Saturday, October 29, 2005

Star Trek: The Inner Ape and The Enemy Within

by William S. Kowinski


“The Enemy Within” is one of the foundation episodes of Star Trek. It premiered early in the first season of the original series, the fifth to be broadcast. It’s the “two Kirks” episode, the good Kirk and the bad Kirk split off from each other. Its treatment of human nature, of accommodating the dark side rather than denying it, has become integral to the Star Trek definition of what it means to be human.

The insights of this episode were given a new twist recently by a thesis contained in Our Inner Ape, a recent book by primatologist Frans de Waal. He contends that we actually have two inner apes---the heritage of two ape species with very different ways of dealing with the world.

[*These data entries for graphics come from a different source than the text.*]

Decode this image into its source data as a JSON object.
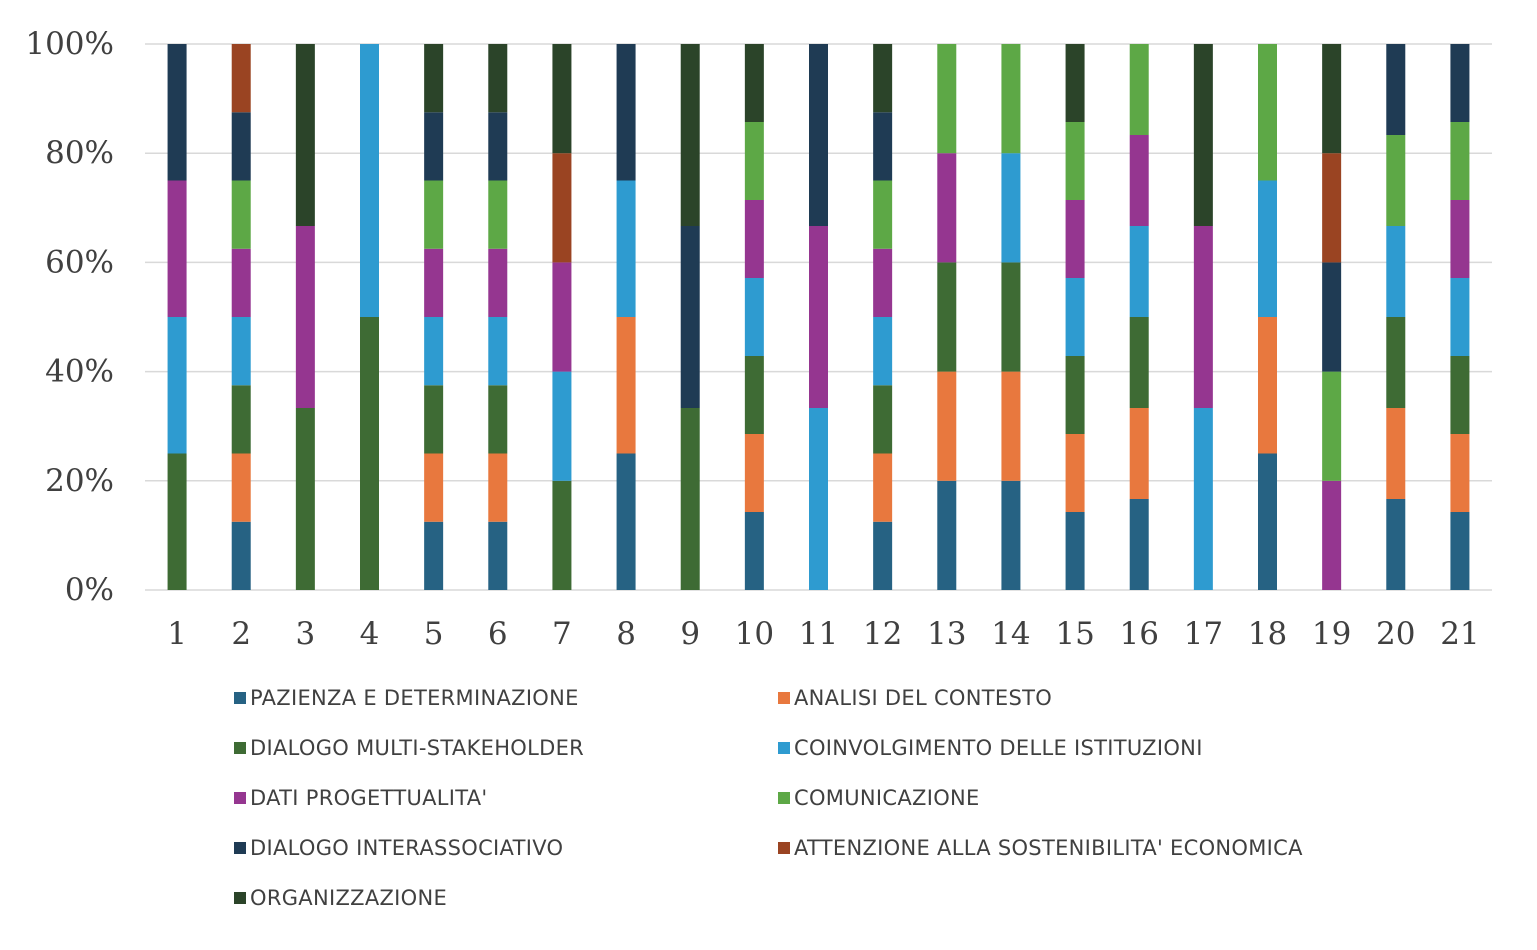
{
  "chart_data": {
    "type": "bar",
    "stacked": "percent",
    "title": "",
    "xlabel": "",
    "ylabel": "",
    "ylim": [
      0,
      100
    ],
    "y_ticks": [
      "0%",
      "20%",
      "40%",
      "60%",
      "80%",
      "100%"
    ],
    "grid": true,
    "legend_position": "bottom",
    "categories": [
      "1",
      "2",
      "3",
      "4",
      "5",
      "6",
      "7",
      "8",
      "9",
      "10",
      "11",
      "12",
      "13",
      "14",
      "15",
      "16",
      "17",
      "18",
      "19",
      "20",
      "21"
    ],
    "series": [
      {
        "name": "PAZIENZA E DETERMINAZIONE",
        "color": "#266283",
        "values": [
          0,
          1,
          0,
          0,
          1,
          1,
          0,
          1,
          0,
          1,
          0,
          1,
          1,
          1,
          1,
          1,
          0,
          1,
          0,
          1,
          1
        ]
      },
      {
        "name": "ANALISI DEL CONTESTO",
        "color": "#E8783E",
        "values": [
          0,
          1,
          0,
          0,
          1,
          1,
          0,
          1,
          0,
          1,
          0,
          1,
          1,
          1,
          1,
          1,
          0,
          1,
          0,
          1,
          1
        ]
      },
      {
        "name": "DIALOGO MULTI-STAKEHOLDER",
        "color": "#3E6B34",
        "values": [
          1,
          1,
          1,
          1,
          1,
          1,
          1,
          0,
          1,
          1,
          0,
          1,
          1,
          1,
          1,
          1,
          0,
          0,
          0,
          1,
          1
        ]
      },
      {
        "name": "COINVOLGIMENTO DELLE ISTITUZIONI",
        "color": "#2E9BD0",
        "values": [
          1,
          1,
          0,
          1,
          1,
          1,
          1,
          1,
          0,
          1,
          1,
          1,
          0,
          1,
          1,
          1,
          1,
          1,
          0,
          1,
          1
        ]
      },
      {
        "name": "DATI PROGETTUALITA'",
        "color": "#953690",
        "values": [
          1,
          1,
          1,
          0,
          1,
          1,
          1,
          0,
          0,
          1,
          1,
          1,
          1,
          0,
          1,
          1,
          1,
          0,
          1,
          0,
          1
        ]
      },
      {
        "name": "COMUNICAZIONE",
        "color": "#5DA846",
        "values": [
          0,
          1,
          0,
          0,
          1,
          1,
          0,
          0,
          0,
          1,
          0,
          1,
          1,
          1,
          1,
          1,
          0,
          1,
          1,
          1,
          1
        ]
      },
      {
        "name": "DIALOGO INTERASSOCIATIVO",
        "color": "#1F3B54",
        "values": [
          1,
          1,
          0,
          0,
          1,
          1,
          0,
          1,
          1,
          0,
          1,
          1,
          0,
          0,
          0,
          0,
          0,
          0,
          1,
          1,
          1
        ]
      },
      {
        "name": "ATTENZIONE ALLA SOSTENIBILITA' ECONOMICA",
        "color": "#9A4422",
        "values": [
          0,
          1,
          0,
          0,
          0,
          0,
          1,
          0,
          0,
          0,
          0,
          0,
          0,
          0,
          0,
          0,
          0,
          0,
          1,
          0,
          0
        ]
      },
      {
        "name": "ORGANIZZAZIONE",
        "color": "#2B4429",
        "values": [
          0,
          0,
          1,
          0,
          1,
          1,
          1,
          0,
          1,
          1,
          0,
          1,
          0,
          0,
          1,
          0,
          1,
          0,
          1,
          0,
          0
        ]
      }
    ]
  }
}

The story and script for “The Enemy Within” were created by Richard Matheson, already an important science fiction and fantasy author, and a consummate professional as a movie and television episode scriptwriter. In 1966 he was probably best known as the author of the novel and screenplay for one of the better “radiation mutation” science fiction films of the 1950s, “The Incredible Shrinking Man,” directed by Jack Arnold, among the most imaginative and literate filmmakers of the period working in s/f and fantasy.

In addition to his scripts for genre series television, Matheson wrote the classic “Duel” for Steven Spielberg, and adapted “The Martian Chronicles” as a miniseries (prompting author Ray Bradbury to call him “one of the most important authors of the 20th century.”) He wrote the book and script for the 1998 movie, “What Dreams May Come,” and the script for “The Omega Man,” the second film adaptation of his novel, I Am Legend. He’s done the third adaptation of it for a movie scheduled for next year, currently with the novel’s title.

So let’s review the episode. This isn’t the “Mirror, Mirror” mirror universe bad Kirk/good Kirk, where the underlying theme was choice between two paths of conduct (as it was in Star Trek Nemesis, when Captain Picard confronts his clone.) In “The Enemy Within,” a transporter malfunction splits the Captain into two Kirks: a good one (intelligent, compassionate and brave and a very bad one (violent, all appetite and action, and obsessed with survival.)

Shatner plays the bad Kirk as an animal, crouching like an ape, delighted with sensory life. As soon as he gets off the transporter pad he runs his hands over the surfaces of the controls. He’s ecstatic to feel, and he wants more. He is governed by his appetites—heading for Dr. McCoy’s brandy, and then he sexually assaults Yeoman Rand before punching out a young male technician to make his escape.

The good Kirk is puzzled, he is drawn to stillness and contemplation. He can barely understand the evil propelling his double. When they meet, he advances with the certainty of reason. His evil twin cowers, then strikes out. Only Spock’s Vulcan neck pinch prevents him from killing the good Kirk with a phaser blast. (Nimoy invented the neck pinch in this episode, enlisting Shatner to demonstrate it to director Leo Penn, who used some imaginative shots to set the mood for this story. The script called for Spock to knock out the bad Kirk with the butt of his phaser. Nimoy felt Spock would find a more elegant way to disable an enemy.)